Le château de Peyrepertuse est un château dit cathare

Le château de Peyrepertuse est un château dit « cathare » situé dans le département de l’Aude en région Languedoc-Roussillon-Midi-Pyrénées.

Il est le centre du micro-pays et de l’ancienne seigneurie du Peyrepertusès (en occitan : Pèirapertusés) qui veut dire « pierre percée »

Château de Peyrepertuse

Situation géographique du château de Peyrepertuse : Il est situé sur la commune de Duilhac-sous-Peyrepertuse département de l’Aude en région Languedoc-Roussillon-Midi-Pyrénées dans les Corbières.

Il se trouve sur une crête calcaire à près de 800 m d’altitude, en haut d’une colline qui sépare Duilhac du village de Rouffiac-des-Corbières, dominant garrigue et vignes. Position stratégique qui permet à la fois de voir loin dans les différentes vallées qui l’entourent, de contrôler les cols ou de communiquer des signaux au château de Quéribus un peu plus au sud.
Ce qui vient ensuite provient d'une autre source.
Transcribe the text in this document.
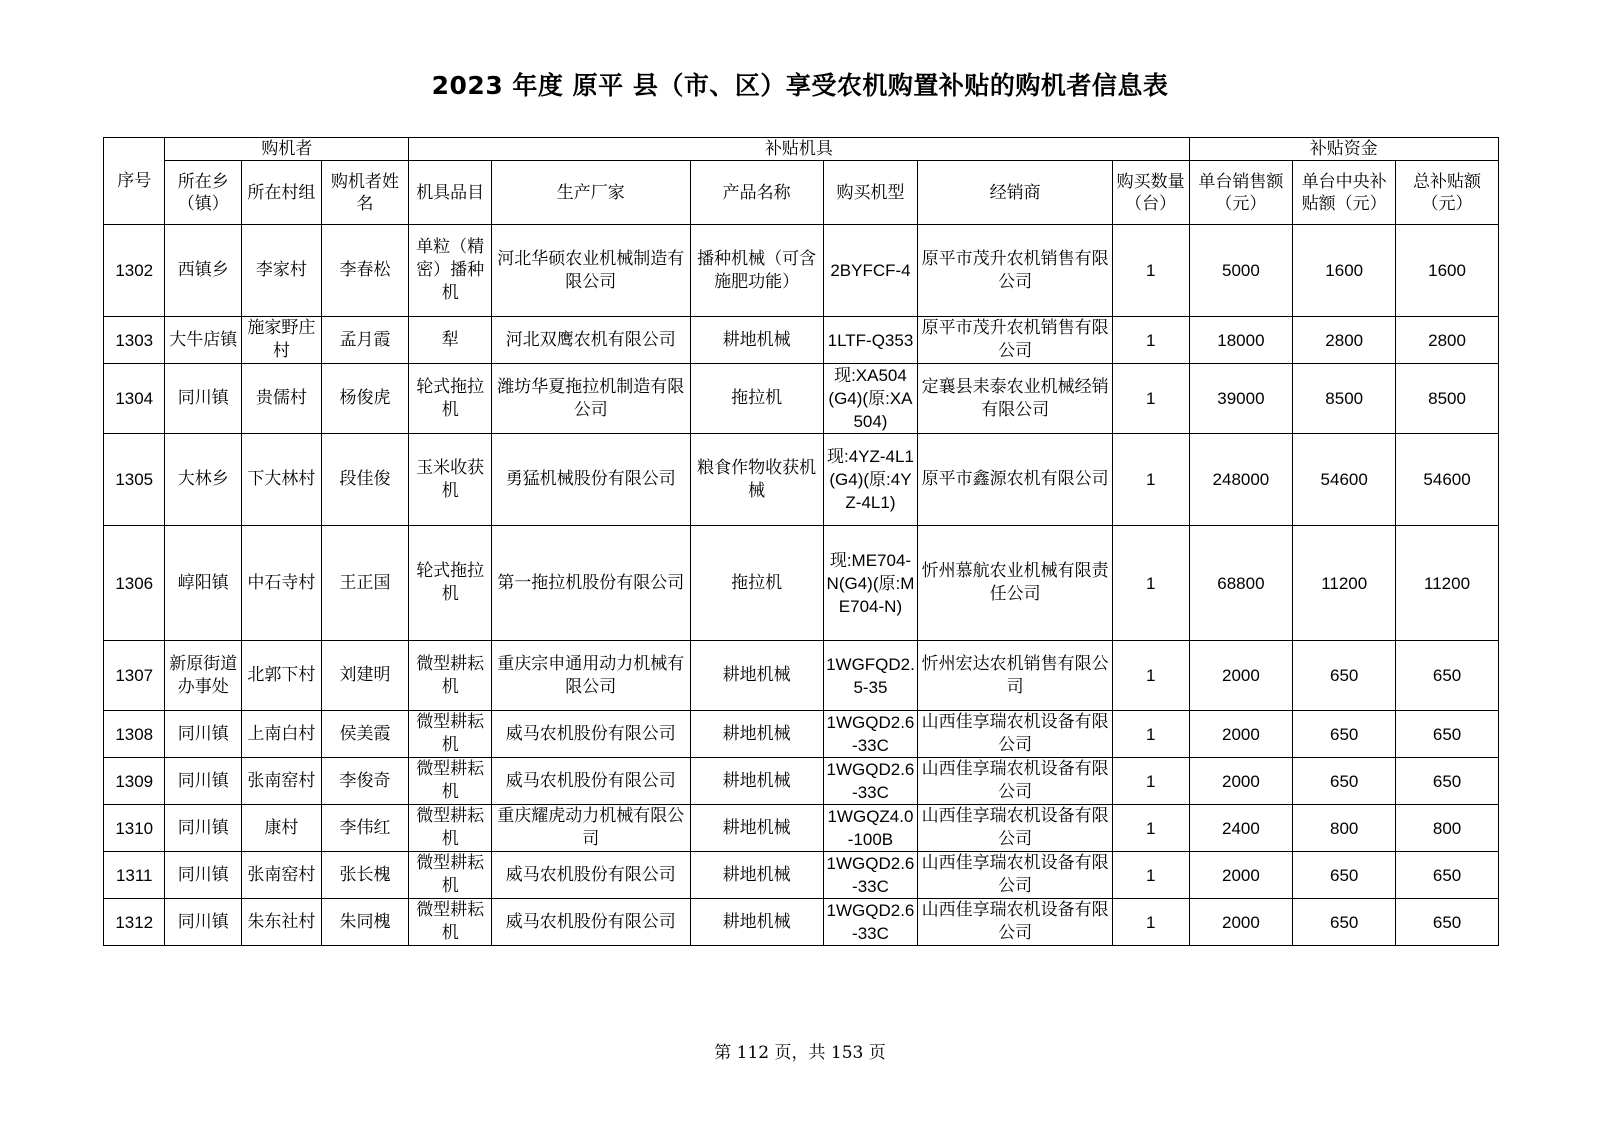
2023 年度 原平 县（市、区）享受农机购置补贴的购机者信息表
序号	购机者			补贴机具						补贴资金		
	所在乡（镇）	所在村组	购机者姓名	机具品目	生产厂家	产品名称	购买机型	经销商	购买数量（台）	单台销售额（元）	单台中央补贴额（元）	总补贴额（元）
1302	西镇乡	李家村	李春松	单粒（精密）播种机	河北华硕农业机械制造有限公司	播种机械（可含施肥功能）	2BYFCF-4	原平市茂升农机销售有限公司	1	5000	1600	1600
1303	大牛店镇	施家野庄村	孟月霞	犁	河北双鹰农机有限公司	耕地机械	1LTF-Q353	原平市茂升农机销售有限公司	1	18000	2800	2800
1304	同川镇	贵儒村	杨俊虎	轮式拖拉机	潍坊华夏拖拉机制造有限公司	拖拉机	现:XA504(G4)(原:XA504)	定襄县耒泰农业机械经销有限公司	1	39000	8500	8500
1305	大林乡	下大林村	段佳俊	玉米收获机	勇猛机械股份有限公司	粮食作物收获机械	现:4YZ-4L1(G4)(原:4YZ-4L1)	原平市鑫源农机有限公司	1	248000	54600	54600
1306	崞阳镇	中石寺村	王正国	轮式拖拉机	第一拖拉机股份有限公司	拖拉机	现:ME704-N(G4)(原:ME704-N)	忻州慕航农业机械有限责任公司	1	68800	11200	11200
1307	新原街道办事处	北郭下村	刘建明	微型耕耘机	重庆宗申通用动力机械有限公司	耕地机械	1WGFQD2.5-35	忻州宏达农机销售有限公司	1	2000	650	650
1308	同川镇	上南白村	侯美霞	微型耕耘机	威马农机股份有限公司	耕地机械	1WGQD2.6-33C	山西佳享瑞农机设备有限公司	1	2000	650	650
1309	同川镇	张南窑村	李俊奇	微型耕耘机	威马农机股份有限公司	耕地机械	1WGQD2.6-33C	山西佳享瑞农机设备有限公司	1	2000	650	650
1310	同川镇	康村	李伟红	微型耕耘机	重庆耀虎动力机械有限公司	耕地机械	1WGQZ4.0-100B	山西佳享瑞农机设备有限公司	1	2400	800	800
1311	同川镇	张南窑村	张长槐	微型耕耘机	威马农机股份有限公司	耕地机械	1WGQD2.6-33C	山西佳享瑞农机设备有限公司	1	2000	650	650
1312	同川镇	朱东社村	朱同槐	微型耕耘机	威马农机股份有限公司	耕地机械	1WGQD2.6-33C	山西佳享瑞农机设备有限公司	1	2000	650	650
第 112 页，共 153 页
La vue du château de Peyrepertuse depuis Duilhac (au sud) est impressionnante grâce à la falaise de 30 à 40 mètres sur laquelle le château est posé. L’entrée principale se trouve du côté nord, mais à l’époque des Cathares un passage secret permettait après un chemin étroit derrière un gros éperon rocheux de rentrer dans le château par une échelle amovible. Aujourd’hui la poterne du passage secret est fermée mais le chemin est toujours là (le passage derrière l’éperon est exceptionnel) et on peut terminer l’ascension par une voie d’escalade.
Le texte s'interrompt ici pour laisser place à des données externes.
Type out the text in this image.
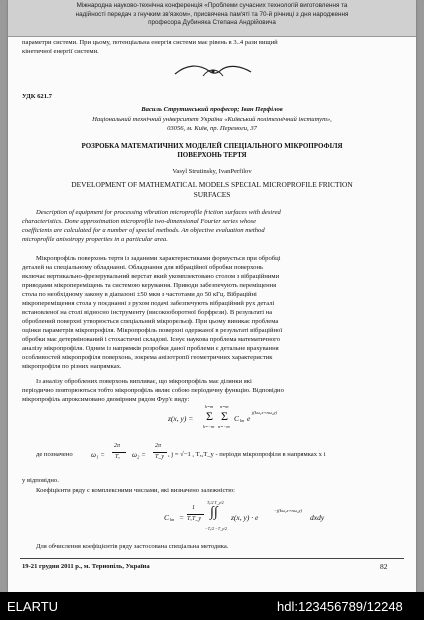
Міжнародна науково-технічна конференція «Проблеми сучасних технологій виготовлення та
надійності передач з гнучким зв'язком», присвячена пам'яті та 70-й річниці з дня народження
професора Дубиняка Степана Андрійовича
параметри системи. При цьому, потенціальна енергія системи має рівень в 3..4 рази вищий
кінетичної енергії системи.
УДК 621.7
Василь Струтинський професор; Іван Перфілов
Національний технічний університет України «Київський політехнічний інститут»,
03056, м. Київ, пр. Перемоги, 37
РОЗРОБКА МАТЕМАТИЧНИХ МОДЕЛЕЙ СПЕЦІАЛЬНОГО МІКРОПРОФІЛЯ
ПОВЕРХОНЬ ТЕРТЯ
Vasyl Strutinsky, IvanPerfilov
DEVELOPMENT OF MATHEMATICAL MODELS SPECIAL MICROPROFILE FRICTION
SURFACES
Description of equipment for processing vibration microprofile friction surfaces with desired
characteristics. Done approximation microprofile two-dimensional Fourier series whose
coefficients are calculated for a number of special methods. An objective evaluation method
microprofile anisotropy properties in a particular area.
Мікропрофіль поверхонь тертя із заданими характеристиками формується при обробці
деталей на спеціальному обладнанні. Обладнання для вібраційної обробки поверхонь
включає вертикально-фрезерувальний верстат який укомплектовано столом з вібраційними
приводами мікропереміщень та системою керування. Приводи забезпечують переміщення
стола по необхідному закону в діапазоні ±50 мкм з частотами до 50 кГц. Вібраційні
мікропереміщення стола у поєднанні з рухом подачі забезпечують вібраційний рух деталі
встановленої на столі відносно інструменту (високооборотної борфрези). В результаті на
оброблений поверхні утворюється спеціальний мікрорельєф. При цьому виникає проблема
оцінки параметрів мікропрофіля. Мікропрофіль поверхні одержаної в результаті вібраційної
обробки має детермінований і стохастичні складові. Існує наукова проблема математичного
аналізу мікропрофіля. Одним із напрямків розробки даної проблеми є детальне врахування
особливостей мікропрофіля поверхонь, зокрема анізотропії геометричних характеристик
мікропрофіля по різних напрямках.
Із аналізу оброблених поверхонь випливає, що мікропрофіль має ділянки які
періодично повторюються тобто мікропрофіль являє собою періодичну функцію. Відповідно
мікропрофіль апроксимовано двомірним рядом Фур'є виду:
z(x, y) =
k=m
Σ
k=−m
n=m
Σ
n=−m
C kn e
j(kω₁x+nω₂y)
де позначено	ω₁ =
2π
Tₓ ω₂ =
2π
T_y , j = √−1 , Tₓ,T_y - періоди мікропрофіля в напрямках x і
y відповідно.
Коефіцієнти ряду с комплексними числами, які визначено залежністю:
C kn =
1
TₓT_y
Tₓ/2 T_y/2
∫∫
−Tₓ/2 −T_y/2
z(x, y) · e
−j(kω₁x+nω₂y)
dxdy
Для обчислення коефіцієнтів ряду застосована спеціальна методика.
19-21 грудня 2011 р., м. Тернопіль, Україна	82
ELARTU	hdl:123456789/12248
Le château de Peyrepertuse fait partie des « Cinq fils de Carcassonne » avec les châteaux de Quéribus, Puilaurens, Termes et Aguilar, tous situés en haut de pitons rocheux « imprenables ». Il est surnommé la « Carcassonne céleste » car c’est le plus grand des cinq châteaux et qu’il était aussi vaste que Carcassonne.

Château de Peyrepertuse

L’histoire du château de Peyrepertuse : Le site fut occupé à l’époque romaine dès le début du premier siècle avant Jésus-Christ, comme l’ont montré des fouilles récentes. En 806 apparurent les premières mentions du château dans l’Histoire. Il était alors catalan et s’appelait Perapertusès.

Il appartenait au comte de Besalú, une petite ville située en Catalogne entre Figueres et Olot, dans un texte de 1020. La première mention du château date de 1070. Il passa ensuite dans le comté de Barcelone en 1111, puis dans la vicomté de Narbonne. À partir 1180, le comte de Barcelone, Alphonse II devenu roi d’Aragon s’émancipa de sa vassalité au roi de France. La zone devint de facto une frontière.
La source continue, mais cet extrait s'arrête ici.